5. When in Doubt, Look to the Movies
Cannon’s own cinematic influences are all over the film (consider Julie’s poster-plastered room, which also includes a “Pitch Perfect” poster there). Above all, “Blockers” includes some big nods to John Hughes (she even moved the film’s setting to Chicago). “I’m a huge John Hughes fan and I re-watched ‘Pretty in Pink’ before I shot,” she said. “I loved how the prom in ‘Pretty in Pink’ was shot, so I just got inspired by that.”
Another director helped guide one of the stickier scenes in the film, a gross-out sequence in which one of the teens gets violently ill while riding in a limo. “When I was in post-production, the puking sequence? That used to be like five times longer,” Cannon said. “It was a whole thing, and it wasn’t working. [Test] audiences were just like, ‘Oh, it’s gross.’ I kept cutting it down and cutting it down, and I was like, ‘How am I going to get this to work?’ And then I went and saw ‘Baby Driver.'”
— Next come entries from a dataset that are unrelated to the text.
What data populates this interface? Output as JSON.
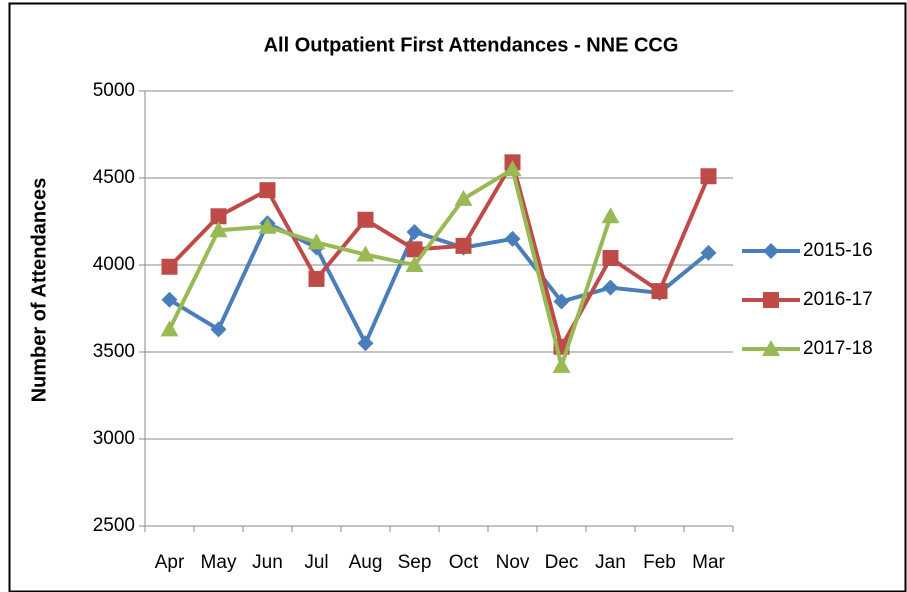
{
  "chart_data": {
    "type": "line",
    "title": "All Outpatient First Attendances - NNE CCG",
    "y_label": "Number of Attendances",
    "categories": [
      "Apr",
      "May",
      "Jun",
      "Jul",
      "Aug",
      "Sep",
      "Oct",
      "Nov",
      "Dec",
      "Jan",
      "Feb",
      "Mar"
    ],
    "series": [
      {
        "name": "2015-16",
        "color": "#4a7ebb",
        "marker": "diamond",
        "values": [
          3800,
          3630,
          4240,
          4100,
          3550,
          4190,
          4100,
          4150,
          3790,
          3870,
          3840,
          4070
        ]
      },
      {
        "name": "2016-17",
        "color": "#be4b48",
        "marker": "square",
        "values": [
          3990,
          4280,
          4430,
          3920,
          4260,
          4090,
          4110,
          4590,
          3530,
          4040,
          3850,
          4510
        ]
      },
      {
        "name": "2017-18",
        "color": "#98b954",
        "marker": "triangle",
        "values": [
          3630,
          4200,
          4220,
          4130,
          4060,
          4000,
          4380,
          4550,
          3420,
          4280,
          null,
          null
        ]
      }
    ],
    "ylim": [
      2500,
      5000
    ],
    "yticks": [
      2500,
      3000,
      3500,
      4000,
      4500,
      5000
    ],
    "grid": true,
    "legend": "right"
  }
}
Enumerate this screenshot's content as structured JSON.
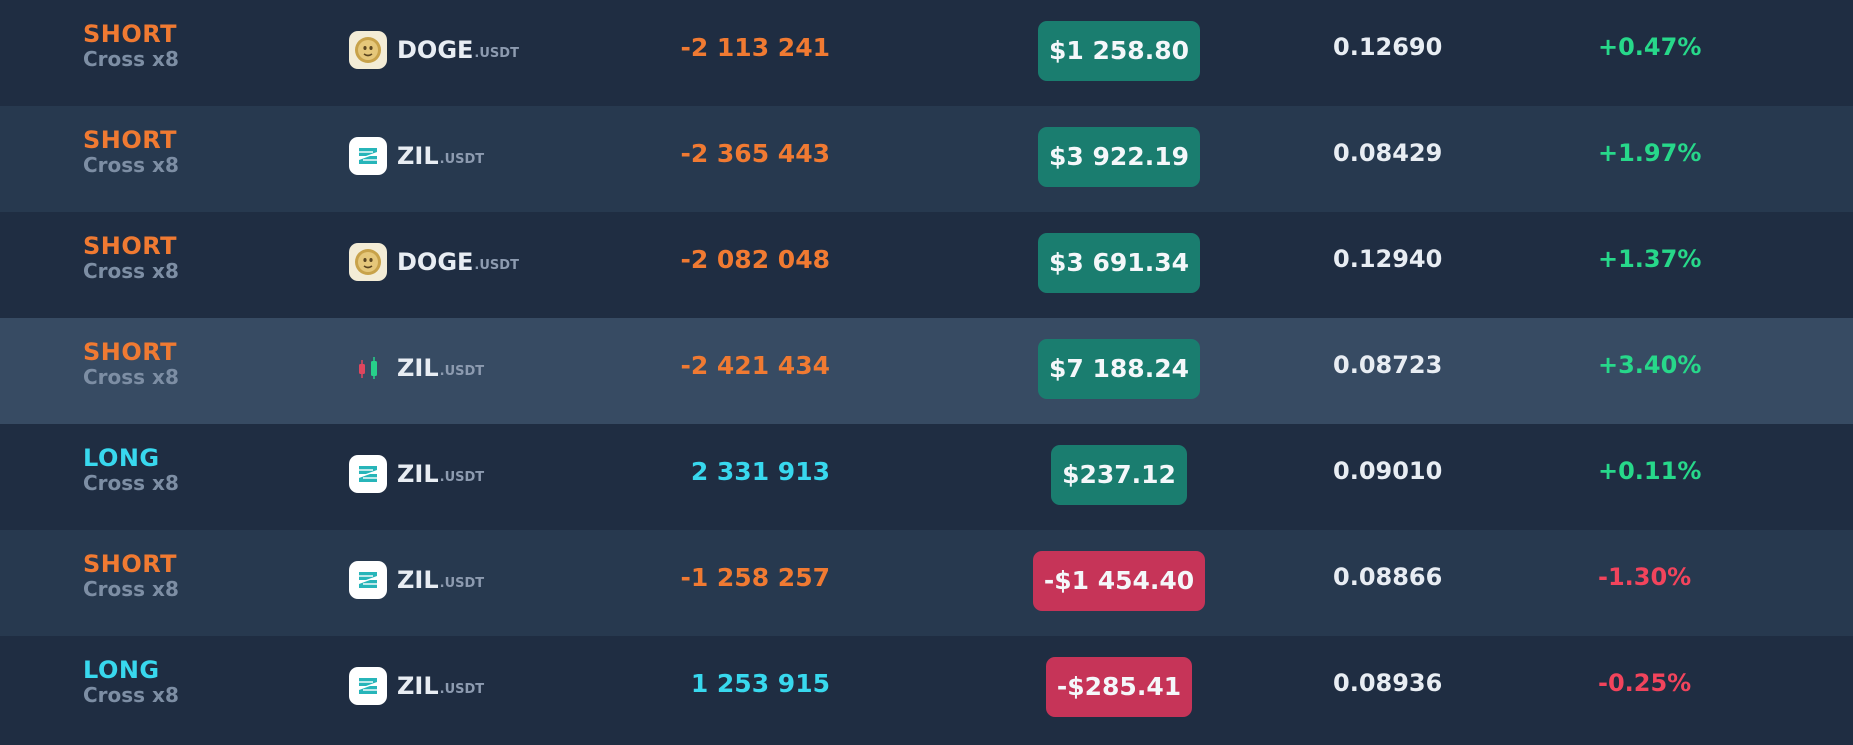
{
  "positions": [
    {
      "side": "SHORT",
      "margin": "Cross x8",
      "icon": "doge-coin-icon",
      "symbol": "DOGE",
      "quote": ".USDT",
      "size": "-2 113 241",
      "pnl": "$1 258.80",
      "pnl_sign": "pos",
      "price": "0.12690",
      "change": "+0.47%"
    },
    {
      "side": "SHORT",
      "margin": "Cross x8",
      "icon": "zil-coin-icon",
      "symbol": "ZIL",
      "quote": ".USDT",
      "size": "-2 365 443",
      "pnl": "$3 922.19",
      "pnl_sign": "pos",
      "price": "0.08429",
      "change": "+1.97%"
    },
    {
      "side": "SHORT",
      "margin": "Cross x8",
      "icon": "doge-coin-icon",
      "symbol": "DOGE",
      "quote": ".USDT",
      "size": "-2 082 048",
      "pnl": "$3 691.34",
      "pnl_sign": "pos",
      "price": "0.12940",
      "change": "+1.37%"
    },
    {
      "side": "SHORT",
      "margin": "Cross x8",
      "icon": "candlestick-chart-icon",
      "symbol": "ZIL",
      "quote": ".USDT",
      "size": "-2 421 434",
      "pnl": "$7 188.24",
      "pnl_sign": "pos",
      "price": "0.08723",
      "change": "+3.40%"
    },
    {
      "side": "LONG",
      "margin": "Cross x8",
      "icon": "zil-coin-icon",
      "symbol": "ZIL",
      "quote": ".USDT",
      "size": "2 331 913",
      "pnl": "$237.12",
      "pnl_sign": "pos",
      "price": "0.09010",
      "change": "+0.11%"
    },
    {
      "side": "SHORT",
      "margin": "Cross x8",
      "icon": "zil-coin-icon",
      "symbol": "ZIL",
      "quote": ".USDT",
      "size": "-1 258 257",
      "pnl": "-$1 454.40",
      "pnl_sign": "neg",
      "price": "0.08866",
      "change": "-1.30%"
    },
    {
      "side": "LONG",
      "margin": "Cross x8",
      "icon": "zil-coin-icon",
      "symbol": "ZIL",
      "quote": ".USDT",
      "size": "1 253 915",
      "pnl": "-$285.41",
      "pnl_sign": "neg",
      "price": "0.08936",
      "change": "-0.25%"
    }
  ],
  "colors": {
    "short": "#f07a32",
    "long": "#38d8ee",
    "profit": "#1a7d6f",
    "loss": "#c63458",
    "change_up": "#27d88a",
    "change_down": "#f2445c"
  }
}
She snapped her fingers, remembering the lightbulb moment. “I’m gonna put it to music! Thank you, Edgar Wright,” she said. “I wanted to try to do different things, like it just didn’t feel like people talking and telling jokes, even though it’s a very talky movie, I wanted to get jokes from different ways, like the ways that Edgar does.”
“Blockers” opens theatrically on Friday, April 6.